Maybe these folks should have contacted the Board of Elections and requested an absentee ballot. In this state you need an excuse for why you deserve that paper ballot–like you’re going to be out of the county on Election Day. That’s demeaning. You’re a citizen. You want to vote. You have a right to that ballot. As long as you fill it out correctly and return it on time, the reason you want it is nobody’s business but yours.

The study reported that three-quarters of the respondents said “they would be more likely to vote if they could vote by mail in a no-excuse absentee ballot program.”

The state has relaxed the excuse requirement, but it should be eliminated.

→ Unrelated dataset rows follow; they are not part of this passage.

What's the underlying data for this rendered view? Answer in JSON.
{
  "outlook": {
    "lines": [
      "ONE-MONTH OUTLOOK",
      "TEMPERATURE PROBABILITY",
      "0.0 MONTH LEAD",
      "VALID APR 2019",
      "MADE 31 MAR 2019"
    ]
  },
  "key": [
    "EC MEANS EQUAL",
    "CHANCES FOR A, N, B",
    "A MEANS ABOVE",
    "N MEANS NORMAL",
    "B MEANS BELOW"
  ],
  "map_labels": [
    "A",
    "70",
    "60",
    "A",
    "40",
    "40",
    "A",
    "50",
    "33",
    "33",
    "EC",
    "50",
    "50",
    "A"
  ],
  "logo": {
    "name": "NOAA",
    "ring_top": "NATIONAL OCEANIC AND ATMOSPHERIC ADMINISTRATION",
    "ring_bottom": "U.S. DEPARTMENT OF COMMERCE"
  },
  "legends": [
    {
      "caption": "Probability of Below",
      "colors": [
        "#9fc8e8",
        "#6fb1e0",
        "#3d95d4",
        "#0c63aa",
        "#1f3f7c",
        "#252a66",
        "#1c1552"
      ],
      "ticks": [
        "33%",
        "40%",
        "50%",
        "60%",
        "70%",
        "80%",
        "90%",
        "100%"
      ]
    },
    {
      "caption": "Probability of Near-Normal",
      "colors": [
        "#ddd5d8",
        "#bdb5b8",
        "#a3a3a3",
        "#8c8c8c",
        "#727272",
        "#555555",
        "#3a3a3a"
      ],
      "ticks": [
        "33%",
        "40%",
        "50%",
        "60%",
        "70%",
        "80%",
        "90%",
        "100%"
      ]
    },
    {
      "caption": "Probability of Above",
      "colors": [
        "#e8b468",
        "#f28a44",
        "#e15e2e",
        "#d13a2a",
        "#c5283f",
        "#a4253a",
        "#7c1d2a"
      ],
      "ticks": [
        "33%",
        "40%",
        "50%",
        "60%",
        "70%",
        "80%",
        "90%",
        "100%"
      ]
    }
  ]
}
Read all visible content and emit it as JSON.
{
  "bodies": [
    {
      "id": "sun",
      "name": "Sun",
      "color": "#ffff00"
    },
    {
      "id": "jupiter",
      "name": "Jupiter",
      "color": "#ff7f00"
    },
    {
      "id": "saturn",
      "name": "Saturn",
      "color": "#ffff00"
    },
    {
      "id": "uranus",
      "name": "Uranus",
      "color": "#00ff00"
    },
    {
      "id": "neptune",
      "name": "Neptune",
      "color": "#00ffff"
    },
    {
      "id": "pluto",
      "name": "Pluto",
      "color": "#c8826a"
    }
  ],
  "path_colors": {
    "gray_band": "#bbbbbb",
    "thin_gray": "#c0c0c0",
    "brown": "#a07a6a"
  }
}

The study also found that “79% of respondents said they would be more likely to vote in the election if poll sites were open for multiple days or on one of the days prior to the election as done in an early voting format.” It doesn’t say who would pay for the extra days.

The study doesn’t suggest radical ideas. Massachusetts has early voting and that state also has one of the highest voter turnout rates in the country. Texas has early voting too, as do Arizona, California and 30 other states. And more than half of all states offer “no-excuse” absentee ballots.

One last statistic: the study says that “81% who live in counties with voting hours from 12 – 9 p.m. on primary day said they would be more likely to vote in [a primary] election if voting hours were extended to 6 a.m. to 9 p.m.”

Columbia County taxpayers would have to pay for longer polling place hours, which means another unfunded state mandate. But what if the cost was picked up by the state. The place to start is with a multi-year, state-funded experiment opening every poll site in the state from 6 a.m. to 9 p.m. for all statewide elections. Let’s see whether it really does boost primary election turnout.

Early voting and no-excuse absentee ballots can only come from the state legislature and Republicans, who have cobbled together a slim majority in the state Senate, have blocked recent efforts to make it easier for more people to vote.

These measures should be bipartisan, and to the degree that the delays of the GOP are meant to limit voter access, it’s a shameful record. But voting is an acquired habit. The excuse that you didn’t know where or when to vote or have decided not to cast your ballot means you’re not paying attention. And for a democracy, that’s a disease–one that will soon prove fatal.